Python can't open symlinked file


Python is unable to open my simlinked file. I made sure the file exists and I can access it. I was under the impression that symlinks are resolved on the OS level so Python would never know about it.

therold@therold:~/Programming/ML/deeptank/dataset/inc (master)$ ls -lisa  /Users/therold/Programming/ML/deeptank/dataset/inc/training/tanks/matilda-iv_689.png
7870541 8 lrwxr-xr-x  1 therold  staff  46 13 Mai 16:44 /Users/therold/Programming/ML/deeptank/dataset/inc/training/tanks/matilda-iv_689.png -> ../training_data/matilda-iv/matilda-iv_689.png

OSX is clearly able resolve the symlinked image file. However the Python open() method fails me:

therold@therold:~/Programming/ML/deeptank/dataset/inc (master)$ python
Python 2.7.10 (default, Sep 23 2015, 04:34:21)
[GCC 4.2.1 Compatible Apple LLVM 7.0.0 (clang-700.0.72)] on darwin
>>> open("/Users/therold/Programming/ML/deeptank/dataset/inc/training/tanks/matilda-iv_689.png")
Traceback (most recent call last):
  File "<stdin>", line 1, in <module>
IOError: [Errno 2] No such file or directory: '/Users/therold/Programming/ML/deeptank/dataset/inc/training/tanks/matilda-iv_689.png'
>>>

Any ideas what I am doing wrong? Help is much appreciated.


Solution

  • Any ideas what I am doing wrong?

    The target of the symbolic link doesn't exist.

    I don't understand why I was able to resolve it in the ls statement in my question.

    You weren't.

    The ls command by default operates on the link itself, not on the target of the link. Absent the -L option, ls never attempts to resolve the symbolic link.
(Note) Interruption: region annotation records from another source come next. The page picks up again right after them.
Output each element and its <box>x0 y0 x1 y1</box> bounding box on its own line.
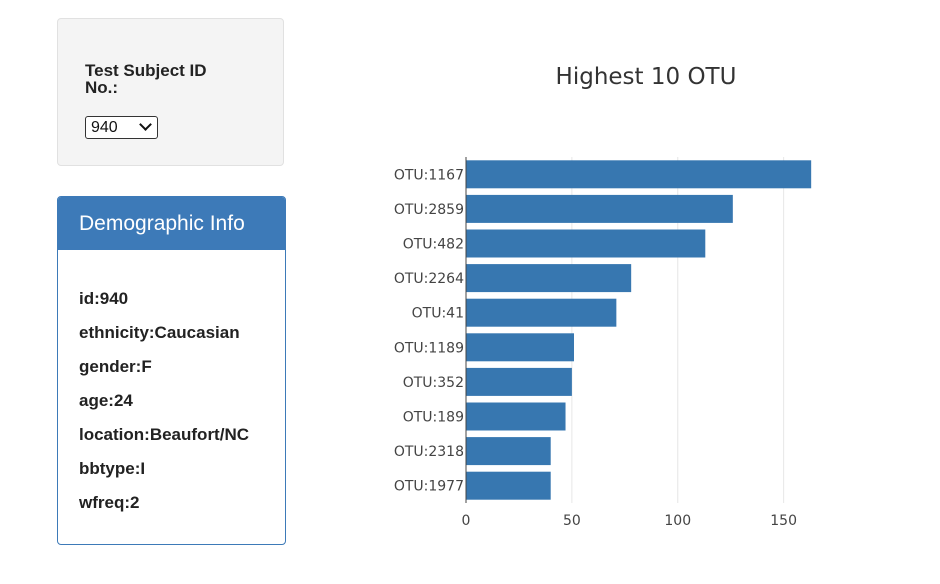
bar-otu-1189 <box>466 333 574 362</box>
y-tick-label: OTU:1167 <box>394 167 464 183</box>
x-tick-label: 100 <box>664 513 691 529</box>
y-tick-label: OTU:2264 <box>394 271 464 287</box>
demographic-id: id:940 <box>79 289 129 308</box>
bar-otu-189 <box>466 402 566 431</box>
x-tick-label: 50 <box>563 513 581 529</box>
bar-otu-1167 <box>466 160 812 189</box>
subject-selector-panel: Test Subject ID No.: 940 <box>57 18 284 166</box>
bar-otu-2859 <box>466 194 733 223</box>
bar-otu-41 <box>466 298 617 327</box>
y-tick-label: OTU:2318 <box>394 444 464 460</box>
y-tick-label: OTU:41 <box>412 306 464 322</box>
subject-id-label: Test Subject ID No.: <box>85 61 207 97</box>
demographic-info-title: Demographic Info <box>58 197 285 250</box>
demographic-info-body: id:940 ethnicity:Caucasian gender:F age:… <box>79 282 249 520</box>
x-tick-label: 0 <box>462 513 471 529</box>
subject-id-select[interactable]: 940 <box>85 116 158 139</box>
y-tick-label: OTU:1977 <box>394 479 464 495</box>
x-tick-label: 150 <box>770 513 797 529</box>
demographic-location: location:Beaufort/NC <box>79 425 249 444</box>
chart-title: Highest 10 OTU <box>555 64 737 90</box>
demographic-gender: gender:F <box>79 357 152 376</box>
y-tick-label: OTU:1189 <box>394 340 464 356</box>
subject-id-select-value: 940 <box>91 119 118 136</box>
bar-otu-1977 <box>466 471 551 500</box>
bar-otu-482 <box>466 229 706 258</box>
bar-otu-2318 <box>466 437 551 466</box>
y-tick-label: OTU:482 <box>403 237 464 253</box>
demographic-info-panel: Demographic Info id:940 ethnicity:Caucas… <box>57 196 286 545</box>
demographic-ethnicity: ethnicity:Caucasian <box>79 323 240 342</box>
y-tick-label: OTU:189 <box>403 410 464 426</box>
bar-otu-2264 <box>466 264 632 293</box>
y-tick-label: OTU:2859 <box>394 202 464 218</box>
demographic-wfreq: wfreq:2 <box>79 493 140 512</box>
demographic-age: age:24 <box>79 391 133 410</box>
y-tick-label: OTU:352 <box>403 375 464 391</box>
demographic-bbtype: bbtype:I <box>79 459 146 478</box>
bar-otu-352 <box>466 367 572 396</box>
    Consider a directory with these two files:

    $ ls -l
    -rw-rw-r-- 1 me me 6 May 13 11:58 a
    lrwxrwxrwx 1 me me 3 May 13 12:00 b -> ./a
    

    a is a text file containing the six bytes 'hello\n'. b is a link file containing the three bytes to its target path: './a'. ls is able to describe the properties of the link without dereferencing the link itself.

    In contrast, use the -L option:

    $ ls -lL
    -rw-rw-r-- 1 me me 6 May 13 11:58 a
    -rw-rw-r-- 1 me me 6 May 13 11:58 b
    

    Now ls has resolved the link in b, and displays information about the linked-to file. With -L, ls now claims that b is also a six-byte text file.

    Finally, consider this:

    $ rm a
    $ ls -l
    lrwxrwxrwx 1 me me 3 May 13 12:00 b -> ./a
    $ ls -lL
    ls: cannot access b: No such file or directory
    l????????? ? ? ? ?            ? b
    

    Now b is a link that resolves to a file that no longer exists. Since ls -l never attempts the resolve the link, its output is unchanged from the previous test. (b is a link file, 3 bytes long, contents './a'.)

    But ls -lL attempts to resolve the link, fails, and displays the failure information.